Refinancing can be a great way to secure a lower interest rate and reduce your monthly mortgage payments. But those benefits may not really be saving you as much money as it seems. In fact, in some cases, it may not be a smart option at all. So before you refinance your home, make sure you figure out if it really is the right choice for you. Here are 5 things you need to know before you refinance your home:
#1 You Need Home Equity
Home equity refers to the value of your house. This is not the same as the amount you paid for it because in the years since you bought the house, the value could have gone up or down. You should aim to have at least 10-15% equity before you consider refinancing your home. Less than that and you will have almost no chance of finding a mortgage that’s better than the one you have now.
Fortunately, there are a few ways that you can increase your home equity pretty quickly. The best way is to pay extra toward the principle on your mortgage each month. Another great method is to make home improvements that will increase the value of your home.
#2 You Need a Good Credit Score
If your credit score is worse than it was when you applied for your first mortgage, refinancing isn’t going to do you much good. Refinancing is not a way to get out of a bad situation. It’s a way to capitalize on an improved situation. So if your credit score is better than it was back then, this could be a great time to refinance and enjoy lower interest rates. But you need to consider all the factors in this article, not just your credit score.
#3 You Should Get Professional Advice & Support
Even if you feel like you’re in the right position to profit from refinancing your home, there is still the whole complicated process of actually executing the deal. You need to make sure the new mortgage you’re getting really is better than the current one. You need to make sure there’s no hidden fees or terms that will come back to bite you later on.
To navigate these murky waters, you should work with professionals who deal with these kinds of things on daily basis. Find out more about what a great professional service can do for you here. It could mean the difference between saving money and losing money!

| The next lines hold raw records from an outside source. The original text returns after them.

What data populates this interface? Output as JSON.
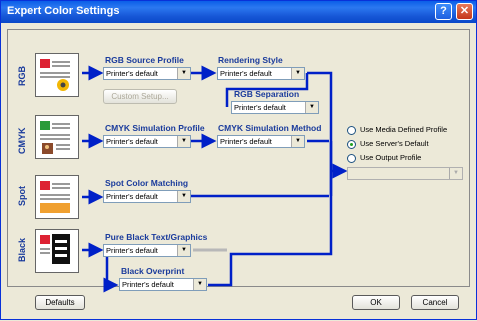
{
  "window": {
    "title": "Expert Color Settings",
    "help_icon": "?",
    "close_icon": "✕"
  },
  "rows": {
    "rgb": {
      "label": "RGB",
      "source_profile": {
        "heading": "RGB Source Profile",
        "value": "Printer's default"
      },
      "custom_setup": "Custom Setup...",
      "rendering_style": {
        "heading": "Rendering Style",
        "value": "Printer's default"
      },
      "rgb_separation": {
        "heading": "RGB Separation",
        "value": "Printer's default"
      }
    },
    "cmyk": {
      "label": "CMYK",
      "simulation_profile": {
        "heading": "CMYK Simulation Profile",
        "value": "Printer's default"
      },
      "simulation_method": {
        "heading": "CMYK Simulation Method",
        "value": "Printer's default"
      }
    },
    "spot": {
      "label": "Spot",
      "spot_color_matching": {
        "heading": "Spot Color Matching",
        "value": "Printer's default"
      }
    },
    "black": {
      "label": "Black",
      "pure_black": {
        "heading": "Pure Black Text/Graphics",
        "value": "Printer's default"
      },
      "black_overprint": {
        "heading": "Black Overprint",
        "value": "Printer's default"
      }
    }
  },
  "output": {
    "options": [
      {
        "label": "Use Media Defined Profile",
        "selected": false
      },
      {
        "label": "Use Server's Default",
        "selected": true
      },
      {
        "label": "Use Output Profile",
        "selected": false
      }
    ],
    "profile_value": ""
  },
  "footer": {
    "defaults": "Defaults",
    "ok": "OK",
    "cancel": "Cancel"
  },
  "colors": {
    "titlebar": "#0a5ee8",
    "heading": "#1a3b9c",
    "flow_line": "#0020c8"
  }
}
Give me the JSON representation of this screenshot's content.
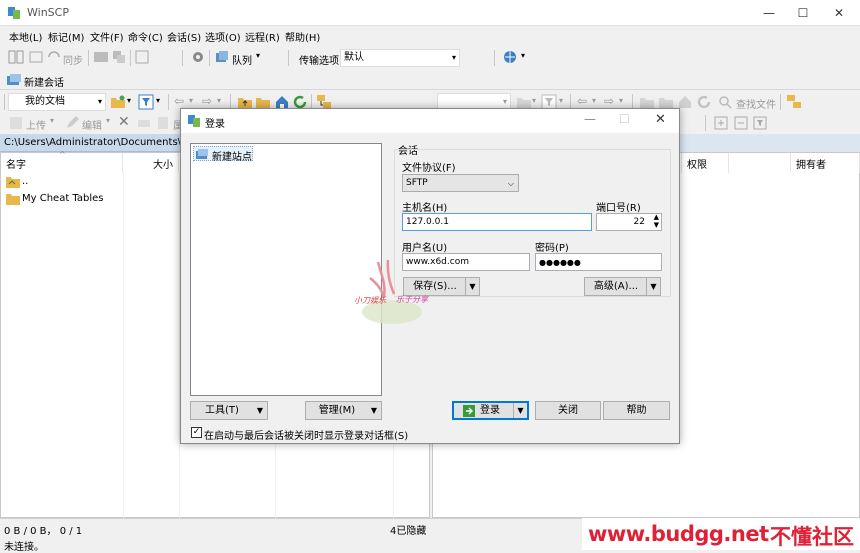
{
  "window": {
    "title": "WinSCP",
    "minimize": "—",
    "maximize": "☐",
    "close": "✕"
  },
  "menu": [
    "本地(L)",
    "标记(M)",
    "文件(F)",
    "命令(C)",
    "会话(S)",
    "选项(O)",
    "远程(R)",
    "帮助(H)"
  ],
  "toolbar1": {
    "sync": "同步",
    "queue": "队列",
    "transfer_options": "传输选项",
    "transfer_default": "默认"
  },
  "session_tab": {
    "new_session": "新建会话"
  },
  "left_toolbar": {
    "location": "我的文档",
    "upload": "上传",
    "edit": "编辑",
    "properties": "属性"
  },
  "right_toolbar": {
    "find_files": "查找文件"
  },
  "left_panel": {
    "path": "C:\\Users\\Administrator\\Documents\\",
    "col_name": "名字",
    "col_size": "大小",
    "items": [
      {
        "name": ".."
      },
      {
        "name": "My Cheat Tables"
      }
    ]
  },
  "right_panel": {
    "col_rights": "权限",
    "col_owner": "拥有者"
  },
  "status": {
    "transfer": "0 B / 0 B， 0 / 1",
    "hidden": "4已隐藏",
    "connection": "未连接。"
  },
  "dialog": {
    "title": "登录",
    "site_list": [
      "新建站点"
    ],
    "group_label": "会话",
    "protocol_label": "文件协议(F)",
    "protocol_value": "SFTP",
    "host_label": "主机名(H)",
    "host_value": "127.0.0.1",
    "port_label": "端口号(R)",
    "port_value": "22",
    "user_label": "用户名(U)",
    "user_value": "www.x6d.com",
    "password_label": "密码(P)",
    "password_value": "●●●●●●",
    "save_button": "保存(S)...",
    "advanced_button": "高级(A)...",
    "tools_button": "工具(T)",
    "manage_button": "管理(M)",
    "login_button": "登录",
    "close_button": "关闭",
    "help_button": "帮助",
    "checkbox_label": "在启动与最后会话被关闭时显示登录对话框(S)"
  },
  "stamp": {
    "line1": "小刀娱乐",
    "line2": "乐于分享"
  },
  "watermark": {
    "site": "www.budgg.net",
    "cn": "不懂社区"
  },
  "colors": {
    "accent": "#2b579a",
    "pathbar": "#c7d9ea",
    "watermark": "#e02035",
    "folder": "#e8b84a"
  }
}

#4 Remember that Refinancing Costs Money
If you are doing it under the right conditions, refinancing will save you money. But you still have to weigh the amount of money you will save against the amount you will pay just to complete the refinancing process.
The main costs will be the closing fees on the new loan. But you also need to check the terms of your current loan to ensure there will be no penalties or charges for closing that one out. This is yet another reason to work with a professional.
#5 Make Sure the Rates & Terms Really Are Better
Use a mortgage calculator like this one to figure out how much you will end up paying in the end if you stick with your current mortgage. That is, if you continue to make the same payments at the same interest rates over the term you originally agreed upon. Then, calculate how much you would pay in total under the new rates and terms of the mortgage you are considering (and able) to get. Do you really save money in the long run? If not, it’s not worth it.